Last week I am very fascinated with the weather because it is like bells in my ears that telling me that Christmas is really here. I am in a state of ecstasy at the moment, plus hearing the Christmas songs in the stereo makes me like feeling heavenly.
That thrill I am having right now I have is not the feeling that people in Luzon is having. Instead of that wonderful feeling, they are having this hopeless anxiety.
For more than 10 years livings in our house, its as if we never have the time to fix or roof. Time immemorial, magtulo jud ang amung balay ever since the world begun. As in if mosulod ka sa amu balay, makita jud nimu ang sandayong, telling you that there is more than one buslot ang naa sa amu atop.
Like a typical person, you tend to complain and question the different discomfort you experience in life. Ako pud mangutana jud ko ngano inga ani amu life. My family are struggling to become pious and be the best family possible, that is why I believe that we don't deserve those.
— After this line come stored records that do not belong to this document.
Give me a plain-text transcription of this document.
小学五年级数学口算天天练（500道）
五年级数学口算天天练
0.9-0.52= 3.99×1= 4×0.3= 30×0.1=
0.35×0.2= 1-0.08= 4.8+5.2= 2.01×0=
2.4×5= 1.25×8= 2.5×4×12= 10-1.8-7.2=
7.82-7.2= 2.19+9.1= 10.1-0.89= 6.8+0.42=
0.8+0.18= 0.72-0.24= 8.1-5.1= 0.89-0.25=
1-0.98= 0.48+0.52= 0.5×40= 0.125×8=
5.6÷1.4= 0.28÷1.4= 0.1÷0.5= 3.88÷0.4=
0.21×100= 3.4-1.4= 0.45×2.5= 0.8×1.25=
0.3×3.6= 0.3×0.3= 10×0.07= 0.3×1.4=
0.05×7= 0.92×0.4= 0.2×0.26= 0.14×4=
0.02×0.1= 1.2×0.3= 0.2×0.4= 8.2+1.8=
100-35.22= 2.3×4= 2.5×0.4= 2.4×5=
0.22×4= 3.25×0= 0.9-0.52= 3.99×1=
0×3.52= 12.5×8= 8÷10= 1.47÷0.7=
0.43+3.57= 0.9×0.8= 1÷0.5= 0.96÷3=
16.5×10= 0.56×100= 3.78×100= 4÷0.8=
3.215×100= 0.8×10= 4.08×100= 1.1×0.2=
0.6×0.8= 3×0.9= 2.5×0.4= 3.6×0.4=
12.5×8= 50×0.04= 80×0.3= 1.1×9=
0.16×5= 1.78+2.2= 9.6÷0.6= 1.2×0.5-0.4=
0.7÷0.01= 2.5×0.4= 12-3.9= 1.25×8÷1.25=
But as I compare myself to those persons on the streets, on shanty areas, smokey mountains,etc., I feel ashamed. Naulaw ko kay ngano mo reklamo pa ko na mas daghan pako ug grasya sa akong kinabuhi. I am reminded that the troubles and sorrows of others are sometimes mas dako pa kaysa amoa. And I'm proud that I've realize that and now everyday of our life is full of thanksgiving, pero sometimes mangutana gihapon ko ni Lord, pero dili na kaayo heavy...heheheh.